President William McKinley held an exalted opinion of world fairs. To him, they were not merely gala events but “the record of the world’s advancement”—“the timekeepers of progress.” He had enjoyed himself mightily at Chicago’s Columbian Exposition in 1893 and Atlanta’s Cotton States Exposition two years later. Now—like so many of his countrymen—he was eager to visit the great Pan-American Exposition.

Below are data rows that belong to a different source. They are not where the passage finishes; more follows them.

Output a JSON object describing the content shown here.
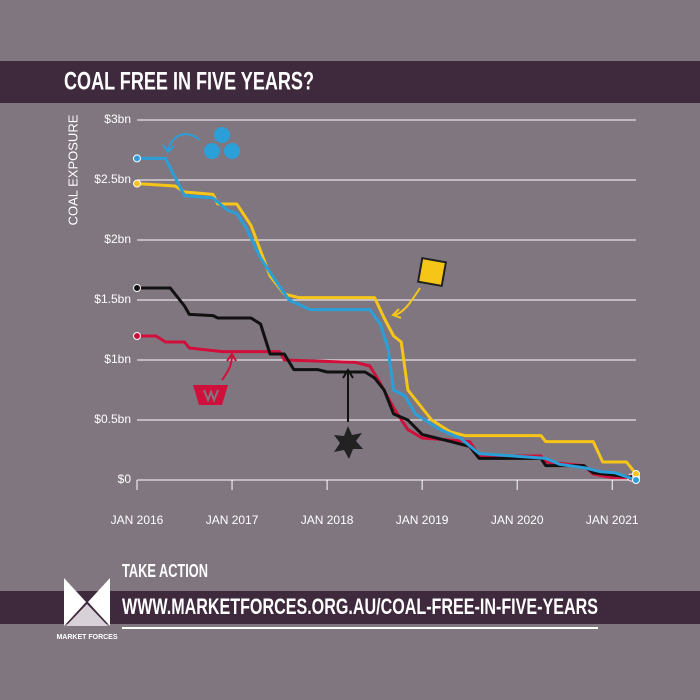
{
  "chart_data": {
    "type": "line",
    "title": "COAL FREE IN FIVE YEARS?",
    "ylabel": "COAL EXPOSURE",
    "xlim": [
      2016,
      2021.25
    ],
    "ylim": [
      0,
      3
    ],
    "xticks": [
      {
        "value": 2016,
        "label": "JAN 2016"
      },
      {
        "value": 2017,
        "label": "JAN 2017"
      },
      {
        "value": 2018,
        "label": "JAN 2018"
      },
      {
        "value": 2019,
        "label": "JAN 2019"
      },
      {
        "value": 2020,
        "label": "JAN 2020"
      },
      {
        "value": 2021,
        "label": "JAN 2021"
      }
    ],
    "yticks": [
      {
        "value": 0,
        "label": "$0"
      },
      {
        "value": 0.5,
        "label": "$0.5bn"
      },
      {
        "value": 1,
        "label": "$1bn"
      },
      {
        "value": 1.5,
        "label": "$1.5bn"
      },
      {
        "value": 2,
        "label": "$2bn"
      },
      {
        "value": 2.5,
        "label": "$2.5bn"
      },
      {
        "value": 3,
        "label": "$3bn"
      }
    ],
    "grid": true,
    "series": [
      {
        "color": "#2a9fd8",
        "x": [
          2016,
          2016.3,
          2016.35,
          2016.5,
          2016.8,
          2016.95,
          2017.05,
          2017.15,
          2017.3,
          2017.45,
          2017.6,
          2017.82,
          2018.45,
          2018.56,
          2018.64,
          2018.7,
          2018.82,
          2018.93,
          2019.03,
          2019.19,
          2019.4,
          2019.6,
          2020.3,
          2020.45,
          2020.72,
          2020.87,
          2021.03,
          2021.25
        ],
        "values": [
          2.68,
          2.68,
          2.6,
          2.37,
          2.35,
          2.25,
          2.22,
          2.1,
          1.85,
          1.67,
          1.5,
          1.42,
          1.42,
          1.3,
          1.1,
          0.75,
          0.7,
          0.55,
          0.5,
          0.42,
          0.35,
          0.22,
          0.18,
          0.13,
          0.1,
          0.07,
          0.06,
          0
        ]
      },
      {
        "color": "#f5c518",
        "x": [
          2016,
          2016.4,
          2016.5,
          2016.8,
          2016.85,
          2017.05,
          2017.2,
          2017.4,
          2017.55,
          2017.7,
          2018.5,
          2018.6,
          2018.7,
          2018.78,
          2018.85,
          2019,
          2019.1,
          2019.3,
          2019.45,
          2020.25,
          2020.3,
          2020.8,
          2020.9,
          2021.15,
          2021.25
        ],
        "values": [
          2.47,
          2.45,
          2.4,
          2.38,
          2.3,
          2.3,
          2.12,
          1.7,
          1.55,
          1.52,
          1.52,
          1.35,
          1.2,
          1.15,
          0.75,
          0.6,
          0.5,
          0.4,
          0.37,
          0.37,
          0.32,
          0.32,
          0.15,
          0.15,
          0.05
        ]
      },
      {
        "color": "#111111",
        "x": [
          2016,
          2016.35,
          2016.5,
          2016.55,
          2016.8,
          2016.85,
          2017.2,
          2017.3,
          2017.4,
          2017.55,
          2017.65,
          2017.9,
          2018,
          2018.4,
          2018.5,
          2018.6,
          2018.7,
          2018.85,
          2019,
          2019.3,
          2019.5,
          2019.6,
          2020.25,
          2020.3,
          2020.7,
          2020.8,
          2021.25
        ],
        "values": [
          1.6,
          1.6,
          1.45,
          1.38,
          1.37,
          1.35,
          1.35,
          1.3,
          1.05,
          1.05,
          0.92,
          0.92,
          0.9,
          0.9,
          0.85,
          0.75,
          0.55,
          0.5,
          0.38,
          0.32,
          0.28,
          0.18,
          0.18,
          0.12,
          0.12,
          0.06,
          0.02
        ]
      },
      {
        "color": "#d0103a",
        "x": [
          2016,
          2016.2,
          2016.3,
          2016.5,
          2016.55,
          2016.9,
          2017.5,
          2017.55,
          2018.3,
          2018.45,
          2018.55,
          2018.7,
          2018.85,
          2019,
          2019.5,
          2019.6,
          2020.25,
          2020.3,
          2020.7,
          2020.8,
          2021,
          2021.2
        ],
        "values": [
          1.2,
          1.2,
          1.15,
          1.15,
          1.1,
          1.07,
          1.07,
          1,
          0.98,
          0.95,
          0.82,
          0.6,
          0.42,
          0.35,
          0.32,
          0.2,
          0.2,
          0.15,
          0.12,
          0.05,
          0.02,
          0.02
        ]
      }
    ]
  },
  "footer": {
    "action": "TAKE ACTION",
    "url": "WWW.MARKETFORCES.ORG.AU/COAL-FREE-IN-FIVE-YEARS",
    "brand": "MARKET FORCES"
  }
}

Originally, he intended to travel to Buffalo in early June. But the sudden illness of his beloved wife, Ida—a chronic invalid who suffered from a range of ailments, including petit mal epilepsy—necessitated a postponement of the trip. The couple passed the summer of 1901 at their modest home in Canton, Ohio, where Ida enjoyed a steady recuperation, while her husband indulged himself in the simple relaxations of the placid Midwestern town—picnics, drives in the family roundabout, excursions to nearby farms and county fairs, evening hymnsings, and an occasional game of euchre. As the summer progressed and Ida continued to improve, his plans to visit Buffalo were renewed. By late August, newspapers around the country were announcing that President’s Day at the Pan-American Exposition had been officially rescheduled for Thursday, September 5.

Not everyone was thrilled with the plan. George Cortelyou—McKinley’s fiercely devoted personal secretary—was especially concerned about the proposed public reception, slated for the afternoon of September 6 and certain to draw enormous crowds hoping to shake the President’s hand. Fearful for McKinley’s safety, Cortelyou urged him to reconsider. But McKinley pooh-poohed his worries. “I have no enemies,” he serenely declared. “Why should I fear?”

At fifty-eight years old and six months into his second term, McKinley was, in fact, a widely beloved leader—the country’s most popular President since Lincoln. Even so, Cortelyou’s anxiety was far from unfounded. At a time when Pennsylvania coal miners made less than $400 a year while millionaire industrialists dined from solid gold plates and smoked cigars wrapped in hundred-dollar bills, the country was seething with labor unrest. Only a short time earlier, a Secret Service operative named Moretti had managed to infiltrate an Anarchist cell in New Jersey and uncovered an international plot to kill members of the ruling elite—two of whom, Empress Elizabeth of Austria and King Humbert of Italy, had already been assassinated by the summer of 1901.

Desperate to dissuade McKinley from holding the planned public reception, Cortelyou tried a final tack. At best, he argued, the President would be able to shake hands with only a few of the thousands who would undoubtedly show up to greet him. The rest would go away deeply disappointed.

Once again, however, McKinley brushed aside the objection. “Well,” he said, “they’ll know I tried, anyhow.”

In the end, Cortelyou was forced to bow to his
chief’s wishes. Before the special train departed for Buffalo, however, he made sure to fire off a telegram to local officials, warning them that no security precaution was to be spared during the President’s planned two-day trip to their city.